That Roundhouse to be Demolished
Rowan
ladyrowan100 at yahoo.com
Tue Feb 17 00:31:51 GMT 2004
Champion of green homes bows to planners
Long battle to maintain sustainable roundhouse ends after national
park threatens to send in bulldozers
Monday February 16, 2004
The Guardian
One of Britain's most commited proponents of sustainable living has
given up his five year struggle to live in a house made of wood, mud
and straw hidden away in the Welsh woods. Tony Wrench has been
battling the Pembrokeshire coast national park authority for the
right to stay in the low impact eco-home he designed and built since
it was discovered in 1999 when a park survey plane looking for
illegal caravans spotted sunlight reflected off its solar panels.
He built the home without planning permission in 1997 at Brithdir
Mawr, a community of people trying to live in a way that does not
impact the environment inside the national park, near Fishguard.
Mr Wrench, who last month was prosecuted and fined for failing to
comply with an order to demolish the hobbit-hole style roundhouse,
has become a cause celebre in the sustainable living movement. But
he told the Guardian he is tired of fighting the planners and has
decided to demolish it.
"We'll have to pull it down," he said. "I've got other things to do
with my life than just defend this, and so in a way I'm happy that
we might have lost the battle but won the war. We have raised the
profile of the debate, so now politicians realise there is a way of
building low impact homes in the countryside under strict controls."

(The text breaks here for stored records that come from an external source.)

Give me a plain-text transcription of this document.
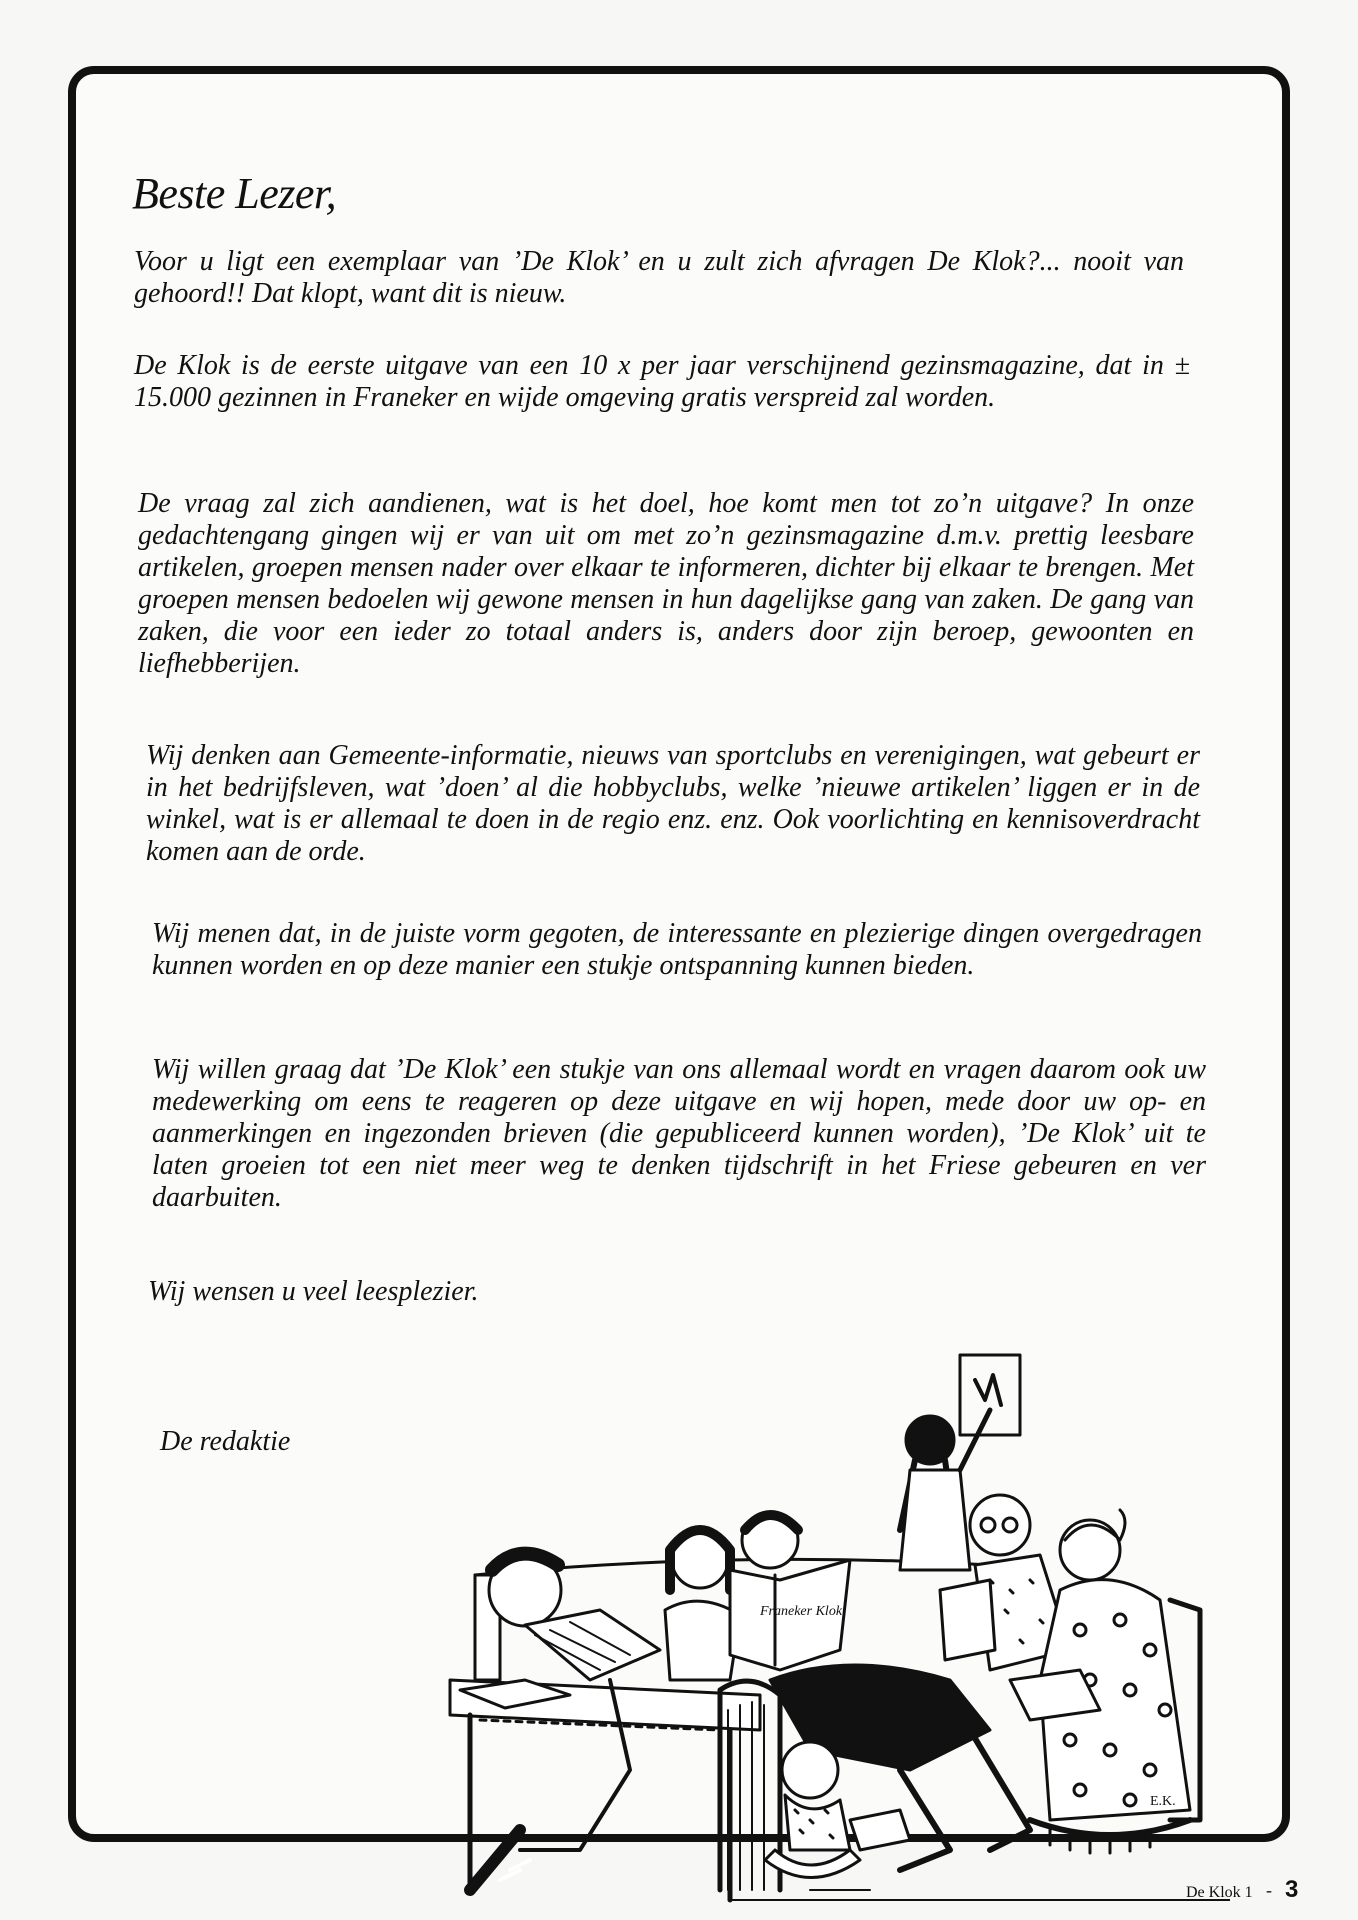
Beste Lezer,

Voor u ligt een exemplaar van ’De Klok’ en u zult zich afvragen De Klok?... nooit van gehoord!! Dat klopt, want dit is nieuw.

De Klok is de eerste uitgave van een 10 x per jaar verschijnend gezinsmagazine, dat in ± 15.000 gezinnen in Franeker en wijde omgeving gratis verspreid zal worden.

De vraag zal zich aandienen, wat is het doel, hoe komt men tot zo’n uitgave? In onze gedachtengang gingen wij er van uit om met zo’n gezinsmagazine d.m.v. prettig leesbare artikelen, groepen mensen nader over elkaar te informeren, dichter bij elkaar te brengen. Met groepen mensen bedoelen wij gewone mensen in hun dagelijkse gang van zaken. De gang van zaken, die voor een ieder zo totaal anders is, anders door zijn beroep, gewoonten en liefhebberijen.

Wij denken aan Gemeente-informatie, nieuws van sportclubs en verenigingen, wat gebeurt er in het bedrijfsleven, wat ’doen’ al die hobbyclubs, welke ’nieuwe artikelen’ liggen er in de winkel, wat is er allemaal te doen in de regio enz. enz. Ook voorlichting en kennisoverdracht komen aan de orde.

Wij menen dat, in de juiste vorm gegoten, de interessante en plezierige dingen overgedragen kunnen worden en op deze manier een stukje ontspanning kunnen bieden.

Wij willen graag dat ’De Klok’ een stukje van ons allemaal wordt en vragen daarom ook uw medewerking om eens te reageren op deze uitgave en wij hopen, mede door uw op- en aanmerkingen en ingezonden brieven (die gepubliceerd kunnen worden), ’De Klok’ uit te laten groeien tot een niet meer weg te denken tijdschrift in het Friese gebeuren en ver daarbuiten.

Wij wensen u veel leesplezier.

De redaktie

Franeker Klok
E.K.
De Klok 1 - 3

The Welsh assembly is one of only two governments in the world to
formally commit itself under law to promote sustainable development,
though Mr Wrench said the park authorities have refused to discuss
the issue with him.
"There is absolutely no evidence that they are willing to look for a
compromise. We could be working with the park effortlessly by now if
they were willing to see this as an enterprise worth encouraging."
Mr Wrench's decision comes as the park authority, which last week
was considering sending in bulldozers to enforce the demolition
order, is promoting its own vision of sustainability and drafting
plans that could permit low impact homes similar to Mr Wrench's to
be built on park land.
It is offering £750,000 over the next three years to support
sustainable projects, which its website describes as "treating the
earth as though we intend to stay".
Mr Wrench and his partner, Jane Faith, do not now intend to stay
beyond April 9, when they say they will start taking the house down
during a week-long deconstruction camp at the site. The frame of the
£3,000 roundhouse is built from local coppiced wood, with a plastic
lined turf roof so that it blends in with the surroundings.
Catherine Milner, head of development control with the park
authority, said: "The problem is not what the house is, what it
looks like or how sustainable it is or might not be. The issue with
the roundhouse is that it is the erection of a dwelling in the open
countryside. Planning policies at a national and local level do not
allow new houses in the open countryside unless there is
justification for them." She denied that the action to demolish the
roundhouse undermined the park's pledge to promote sustainability.
"We are looking at the whole issue of low impact development, but
that is quite separate and is nothing to do with Tony Wrench and the
roundhouse," she said. "Years ago we had people pulling up and
living in converted vans in the countryside. We never had any
problem getting rid of them because they looked bloody awful."
Supporters of Mr Wrench said losing the roundhouse, which receives
hundreds of visitors a year, will damage attempts to promote
sustainable living in other communities. "We have brought more than
60 students here who have gone back to work in inner city
regeneration, and school garden projects, and been inspired to
reduce their own environmental impact," said Sarah Pugh, an
environmental project worker in Bristol. "The authorities should be
taking advice from people like Tony, not making them homeless."
Ms Milner said turning a blind eye to Mr Wrench's house, which would
have been exempt from planning regulations if it had remained
undiscovered for four years, would open the floodgates. The Brithdir
Mawr community has admitted it has built a further three
roundhouses.
She added: "Before long you won't have any countryside left because
these people will be building these things all over the place."
Mr Wrench said: "Floodgates are opened at a certain point when the
flood around the town is so great it will wreck everything. The
flood is all the people who need low cost, efficient houses."
http://www.guardian.co.uk/conservation/story/0,13369,1149060,00.html
http://www.thatroundhouse.info/
This is the same planning authoruty that have agreed the building of
a multi-million pound 500-acre leisure and sports village, with 340
log cabins, in the same National park.